HIV is very prevalent in Uganda, and many patients in the infectious disease ward are HIV positive with opportunistic infections. The ward always had cases of cryptococcal or tuberculosis meningitis, and these patients were managed primarily by the meningitis study team. I was really impressed with the study team and their patient care. Seeing the partnership between the local Ugandans and the foreign study members highlighted the importance of giving back to the community, both in terms of the patients and the team members. The researchers had protected research time separate from their clinical duties to dedicate to their individual sub-projects. They were included in all of the publications and had their funding paid for to attend conferences or to submit manuscripts. Professional development and mentorship were priorities for everyone on the study teams.

The study team also made it a priority that the patients enrolled in the studies were well-taken care of clinically.
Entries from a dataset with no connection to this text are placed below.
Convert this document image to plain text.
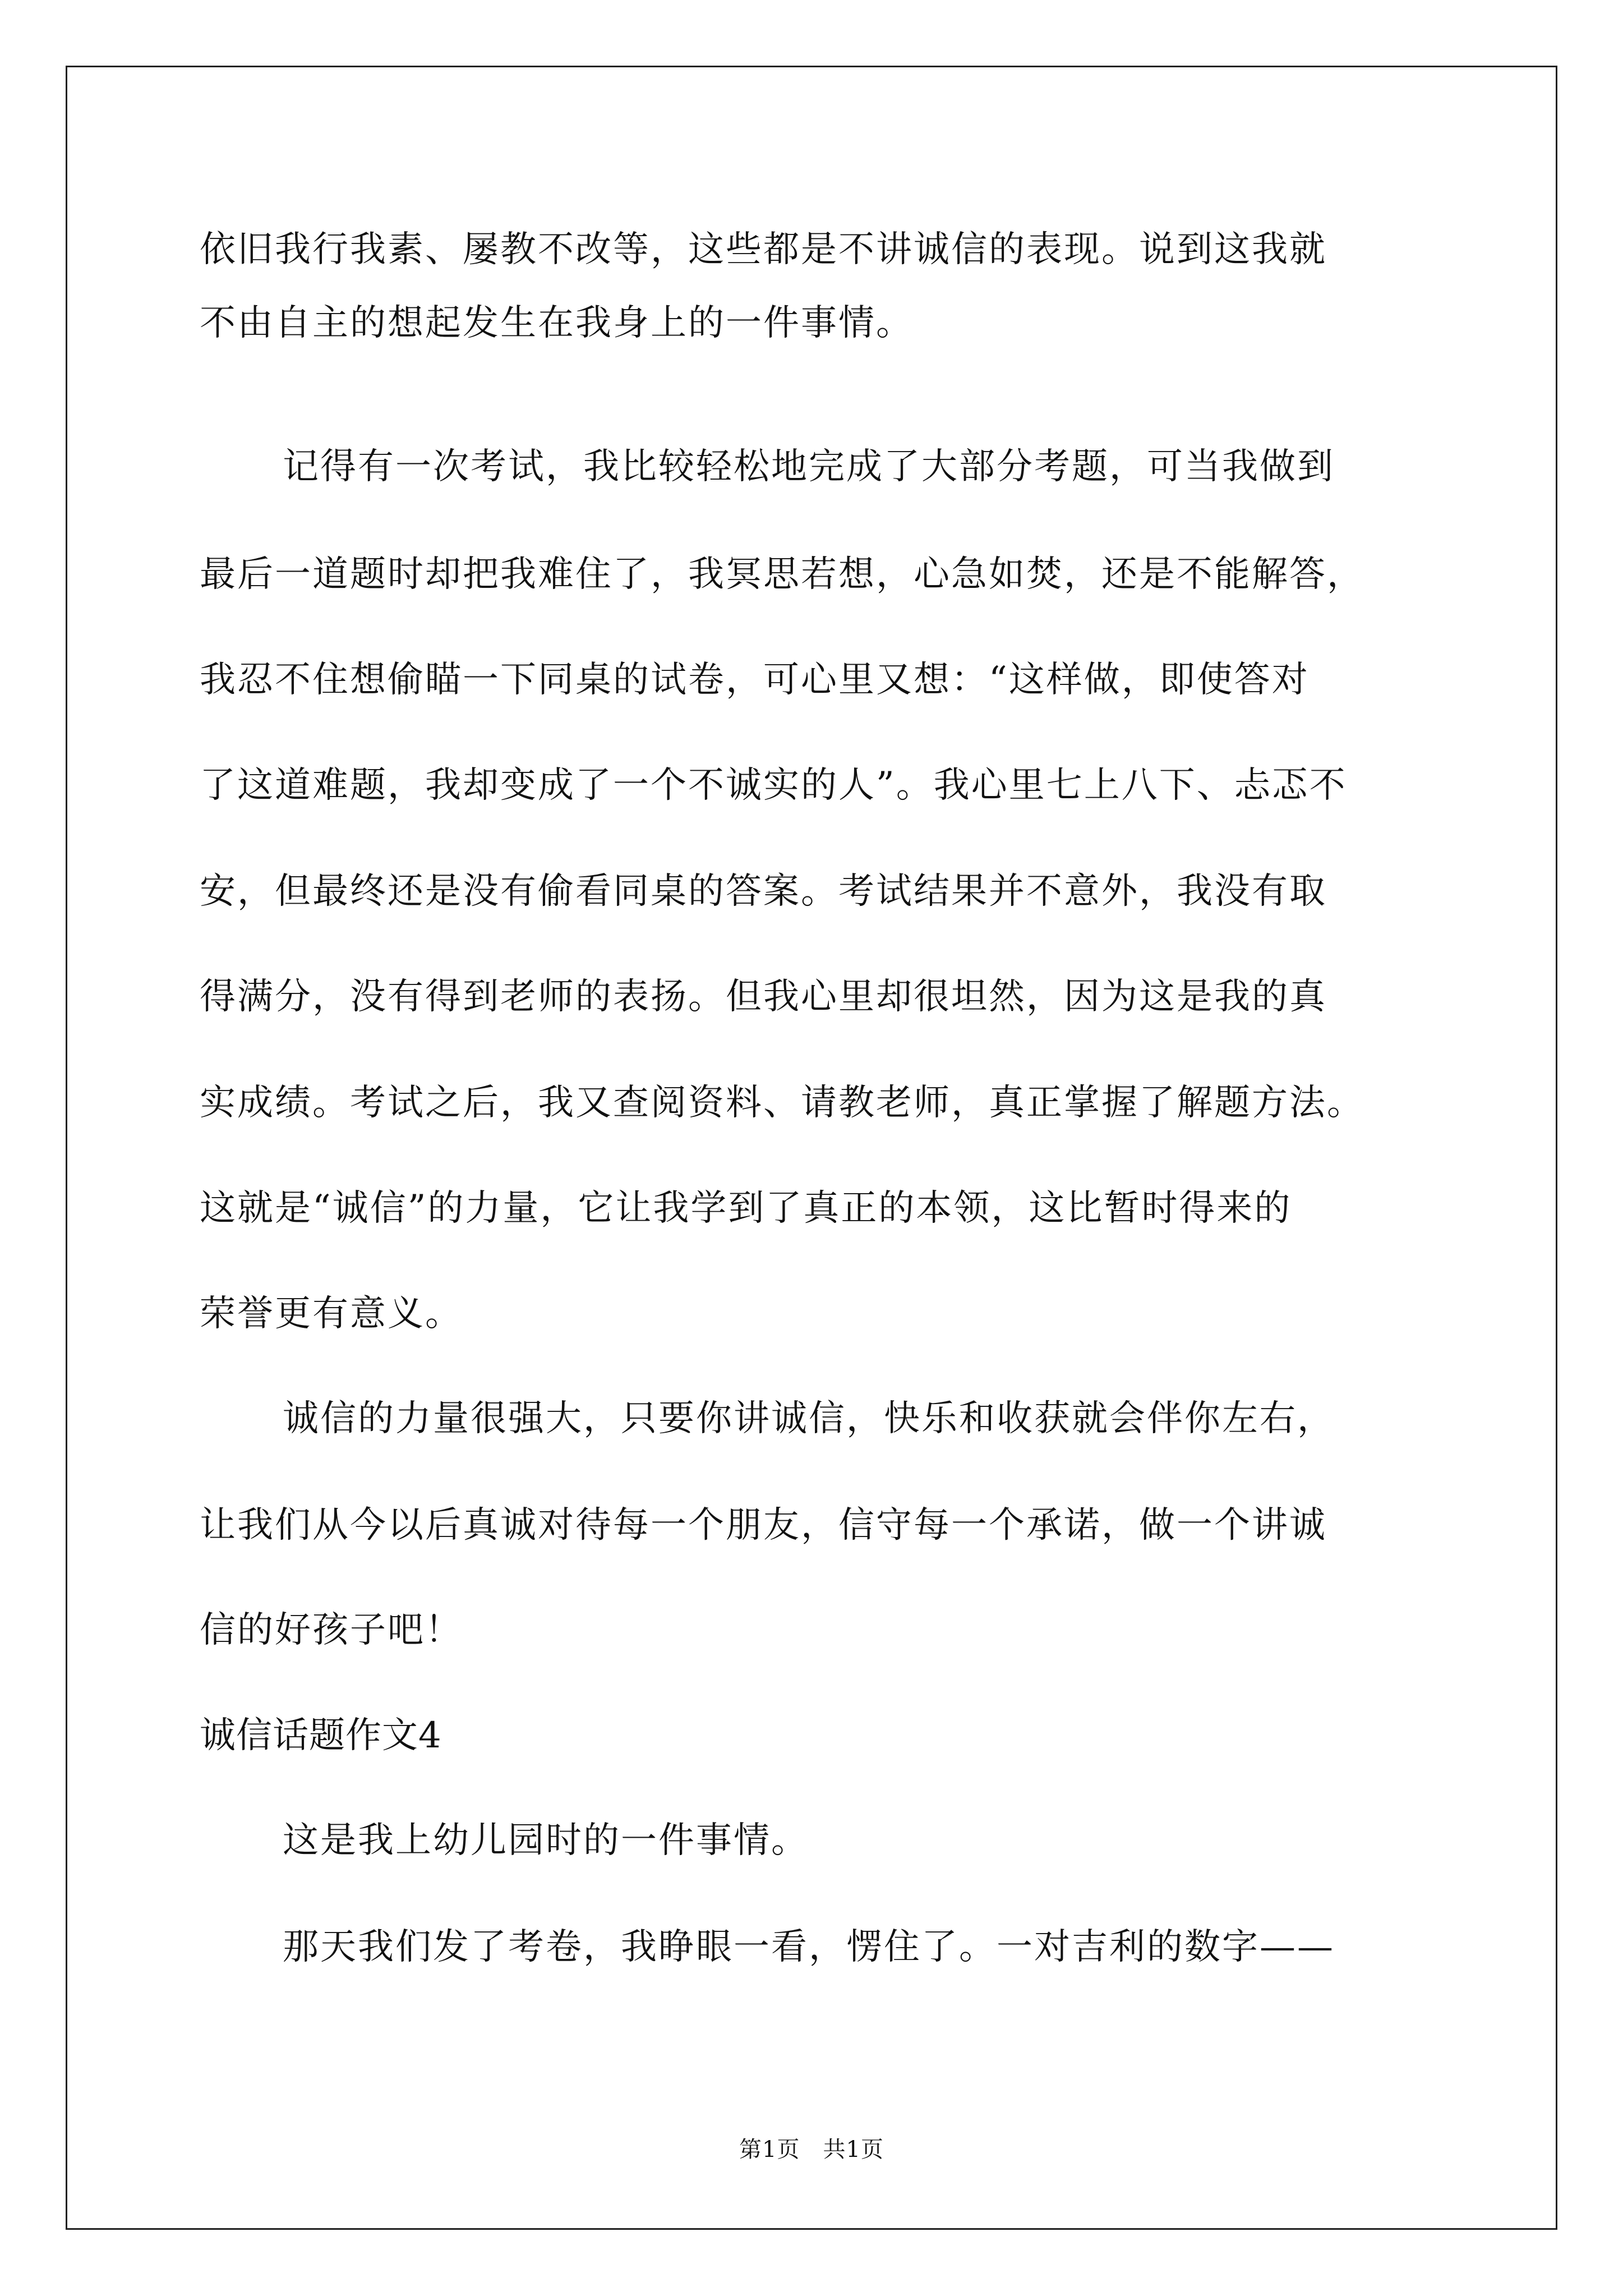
依旧我行我素、屡教不改等，这些都是不讲诚信的表现。说到这我就
不由自主的想起发生在我身上的一件事情。
记得有一次考试，我比较轻松地完成了大部分考题，可当我做到
最后一道题时却把我难住了，我冥思若想，心急如焚，还是不能解答，
我忍不住想偷瞄一下同桌的试卷，可心里又想：“这样做，即使答对
了这道难题，我却变成了一个不诚实的人”。我心里七上八下、忐忑不
安，但最终还是没有偷看同桌的答案。考试结果并不意外，我没有取
得满分，没有得到老师的表扬。但我心里却很坦然，因为这是我的真
实成绩。考试之后，我又查阅资料、请教老师，真正掌握了解题方法。
这就是“诚信”的力量，它让我学到了真正的本领，这比暂时得来的
荣誉更有意义。
诚信的力量很强大，只要你讲诚信，快乐和收获就会伴你左右，
让我们从今以后真诚对待每一个朋友，信守每一个承诺，做一个讲诚
信的好孩子吧！
诚信话题作文4
这是我上幼儿园时的一件事情。
那天我们发了考卷，我睁眼一看，愣住了。一对吉利的数字——
第1页　共1页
Even patients who were not enrolled in active treatment trials were enrolled in diagnostic studies, which ensured that the lab tests and medications they received were free of cost to the patient and paid for by the studies. Also, by having the study team follow the patients, patients received regular lumbar puncture procedures as needed and had complete diagnostic tests performed, which sometimes were missed by the general ward team. It was important for me to see that the patients benefited clinically from being in the studies, creating a mutual beneficial, symbiotic relationship between the patients and the study team.
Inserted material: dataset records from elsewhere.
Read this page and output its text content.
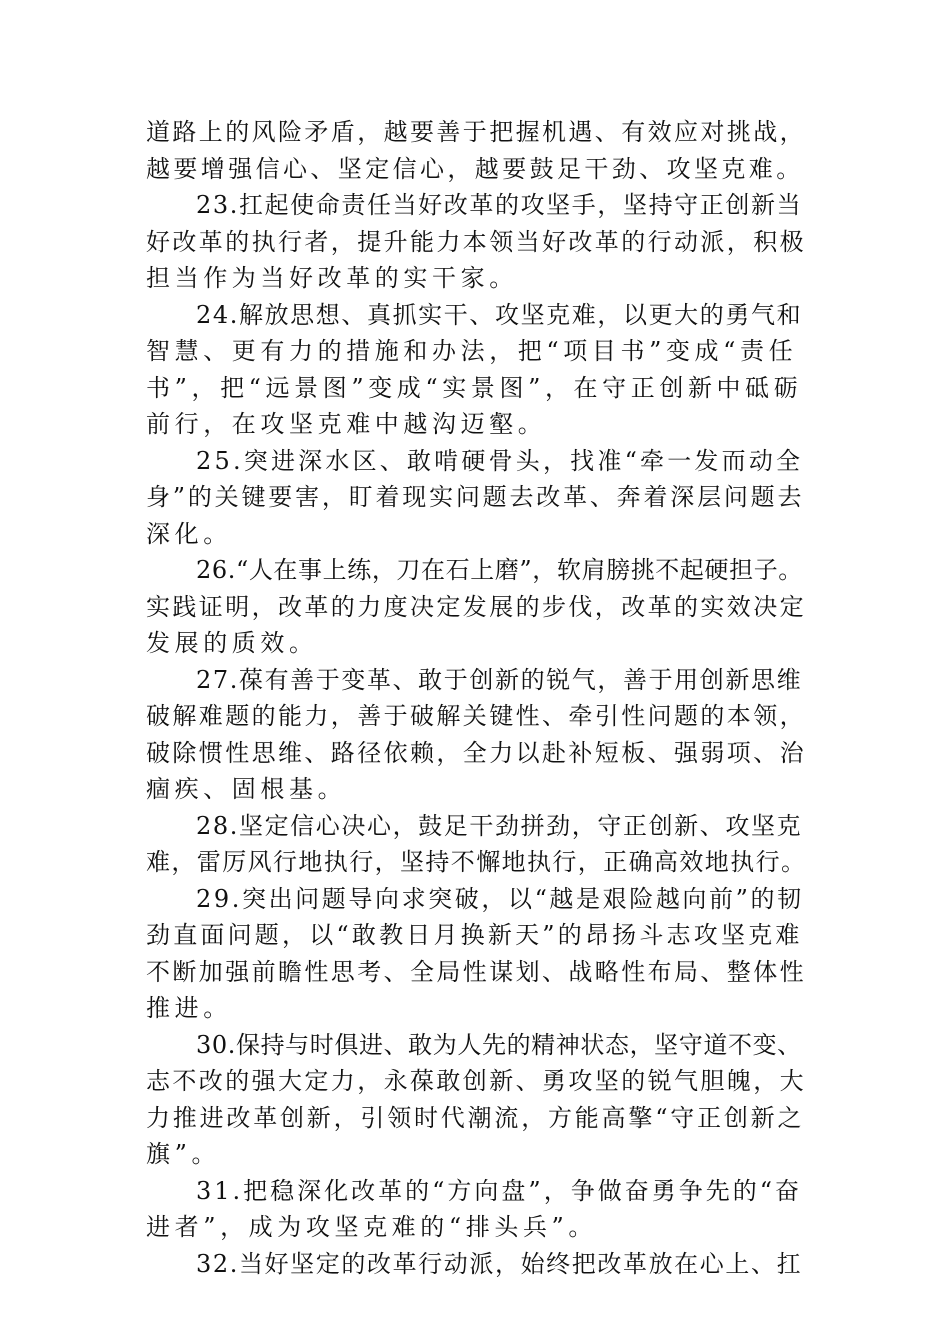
道路上的风险矛盾，越要善于把握机遇、有效应对挑战，
越要增强信心、坚定信心，越要鼓足干劲、攻坚克难。
23.扛起使命责任当好改革的攻坚手，坚持守正创新当
好改革的执行者，提升能力本领当好改革的行动派，积极
担当作为当好改革的实干家。
24.解放思想、真抓实干、攻坚克难，以更大的勇气和
智慧、更有力的措施和办法，把“项目书”变成“责任
书”，把“远景图”变成“实景图”，在守正创新中砥砺
前行，在攻坚克难中越沟迈壑。
25.突进深水区、敢啃硬骨头，找准“牵一发而动全
身”的关键要害，盯着现实问题去改革、奔着深层问题去
深化。
26.“人在事上练，刀在石上磨”，软肩膀挑不起硬担子。
实践证明，改革的力度决定发展的步伐，改革的实效决定
发展的质效。
27.葆有善于变革、敢于创新的锐气，善于用创新思维
破解难题的能力，善于破解关键性、牵引性问题的本领，
破除惯性思维、路径依赖，全力以赴补短板、强弱项、治
痼疾、固根基。
28.坚定信心决心，鼓足干劲拼劲，守正创新、攻坚克
难，雷厉风行地执行，坚持不懈地执行，正确高效地执行。
29.突出问题导向求突破，以“越是艰险越向前”的韧
劲直面问题，以“敢教日月换新天”的昂扬斗志攻坚克难
不断加强前瞻性思考、全局性谋划、战略性布局、整体性
推进。
30.保持与时俱进、敢为人先的精神状态，坚守道不变、
志不改的强大定力，永葆敢创新、勇攻坚的锐气胆魄，大
力推进改革创新，引领时代潮流，方能高擎“守正创新之
旗”。
31.把稳深化改革的“方向盘”，争做奋勇争先的“奋
进者”，成为攻坚克难的“排头兵”。
32.当好坚定的改革行动派，始终把改革放在心上、扛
I had the unique opportunity to attend a results dissemination event at IDI (Infectious Disease Institute), the research institute within Makerere University at Mulago Hospital that the study team was based out of. Patients who were enrolled in the studies were invited back to Mulago to celebrate the findings of these studies and for the study team to thank the patients for their participation. The theme of the event was consent and thanks; without the patients’ consent to be enrolled in the studies, the study team would not have been able to produce work and research that may change and save lives in the future. It was a very touching event, and many patients and their families remembered the study team members. It was a celebration of life and shared hope. It was also a beautiful reminder of why we do what we do, and why the “how we do what we do”, is important as well.
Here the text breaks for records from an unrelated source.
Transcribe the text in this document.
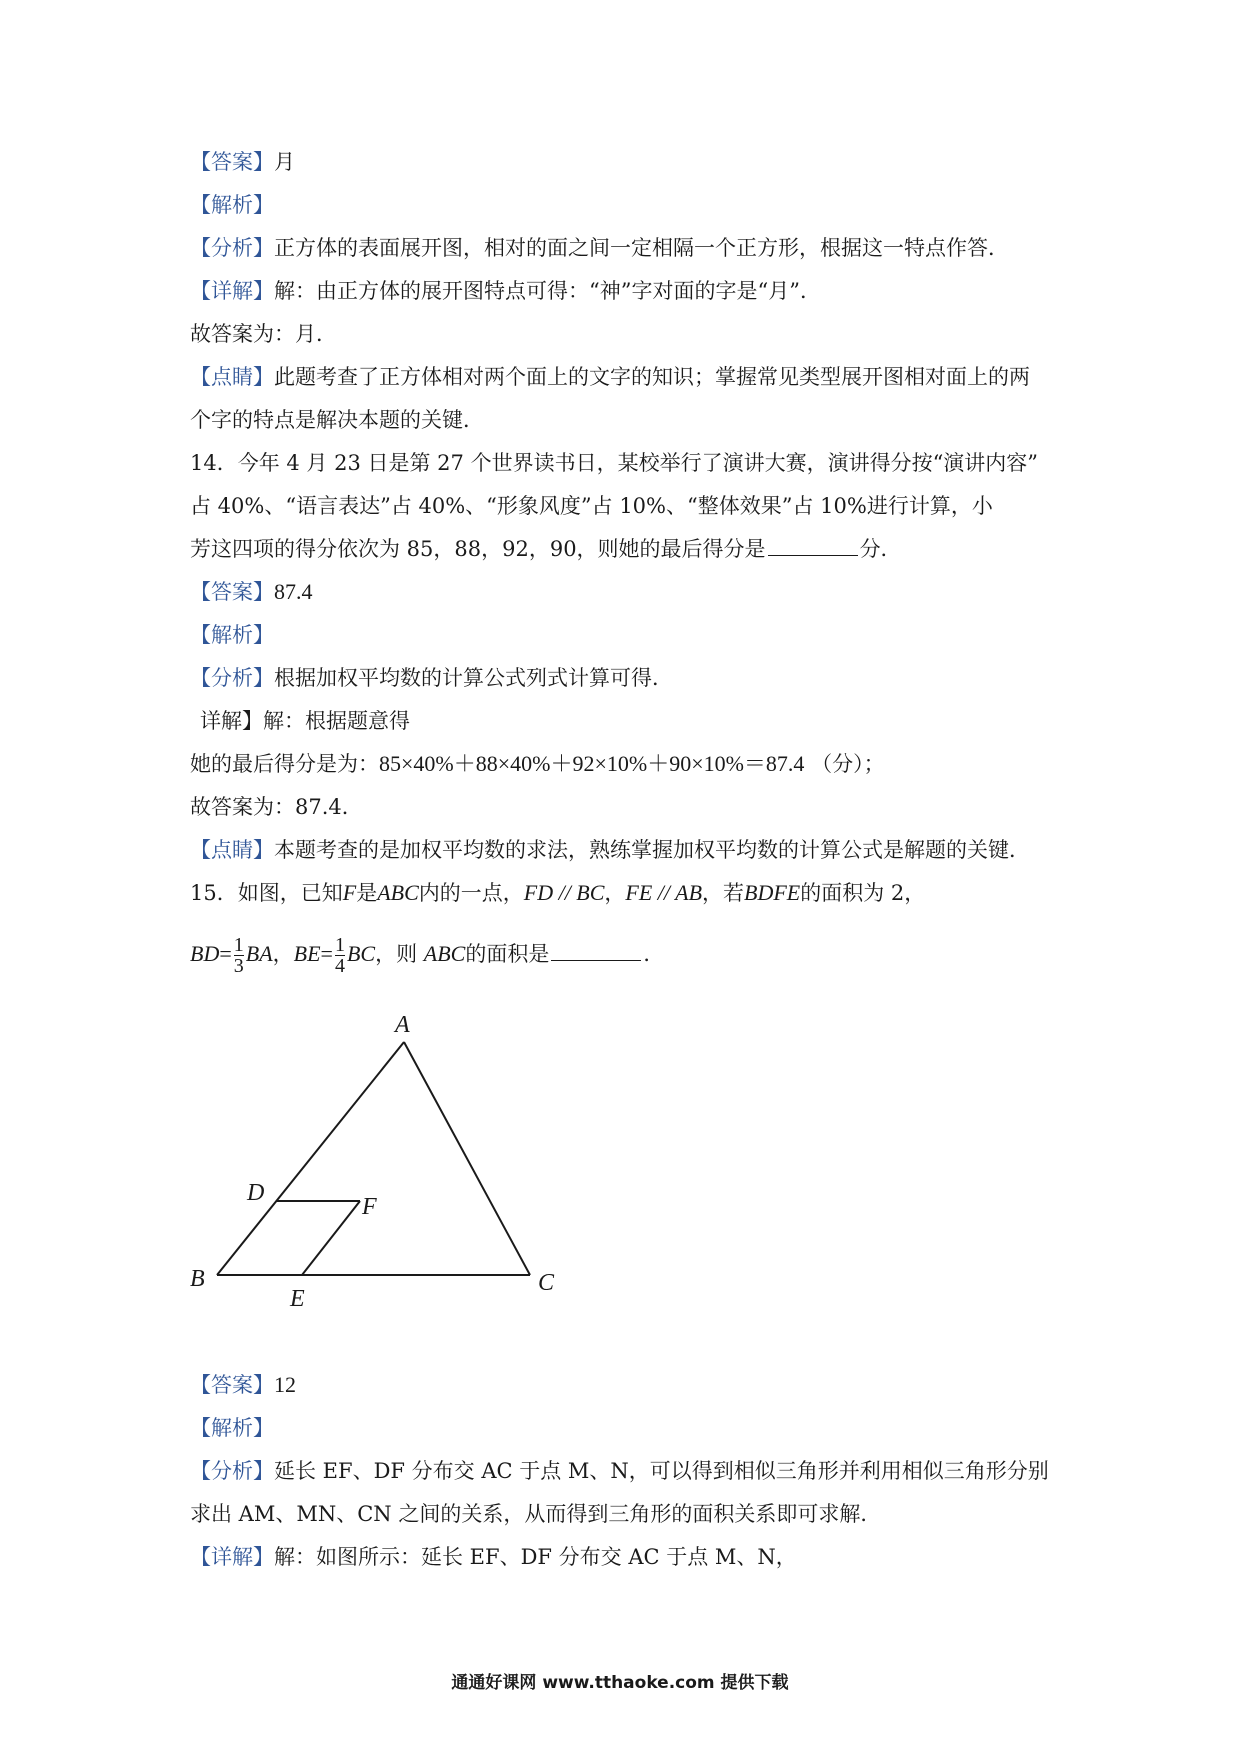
【答案】月
【解析】
【分析】正方体的表面展开图，相对的面之间一定相隔一个正方形，根据这一特点作答．
【详解】解：由正方体的展开图特点可得：“神”字对面的字是“月”．
故答案为：月．
【点睛】此题考查了正方体相对两个面上的文字的知识；掌握常见类型展开图相对面上的两
个字的特点是解决本题的关键．
14．今年 4 月 23 日是第 27 个世界读书日，某校举行了演讲大赛，演讲得分按“演讲内容”
占 40%、“语言表达”占 40%、“形象风度”占 10%、“整体效果”占 10%进行计算，小
芳这四项的得分依次为 85，88，92，90，则她的最后得分是	分．
【答案】87.4
【解析】
【分析】根据加权平均数的计算公式列式计算可得．
详解】解：根据题意得
她的最后得分是为：85×40%＋88×40%＋92×10%＋90×10%＝87.4 （分）；
故答案为：87.4．
【点睛】本题考查的是加权平均数的求法，熟练掌握加权平均数的计算公式是解题的关键．
15．如图，已知F是ABC内的一点，FD // BC，FE // AB，若BDFE的面积为 2，
$BD= \frac{1}{3}$ BA，$BE= \frac{1}{4}$ BC，则 ABC的面积是	．
A
B	C
D
E
F
【答案】12
【解析】
【分析】延长 EF、DF 分布交 AC 于点 M、N，可以得到相似三角形并利用相似三角形分别
求出 AM、MN、CN 之间的关系，从而得到三角形的面积关系即可求解．
【详解】解：如图所示：延长 EF、DF 分布交 AC 于点 M、N，
通通好课网 www.tthaoke.com 提供下载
On my drive to the airport in Entebbe, the sunset perfectly silhouetted the hills of Kampala. The fiery orange and pink streaks of light just felt magical, a perfect African sunset. The lights from the traffic raced across the windshield. I looked out as the night life was just starting to awaken. Vendors were setting up their stalls for the night markets. People were already starting to line the streets, crossing the ditches, sprinting across the roads. The boda-bodas were everywhere, filling every crevice of space between the cars and pedestrians. It was a regular night in Kampala, one without meaning or significance to anyone but myself. The constant activity, the never-sleeping energy of this place was the same. But it was I who was changed, who felt different as I turned my gaze from the skyline of hills for the last time.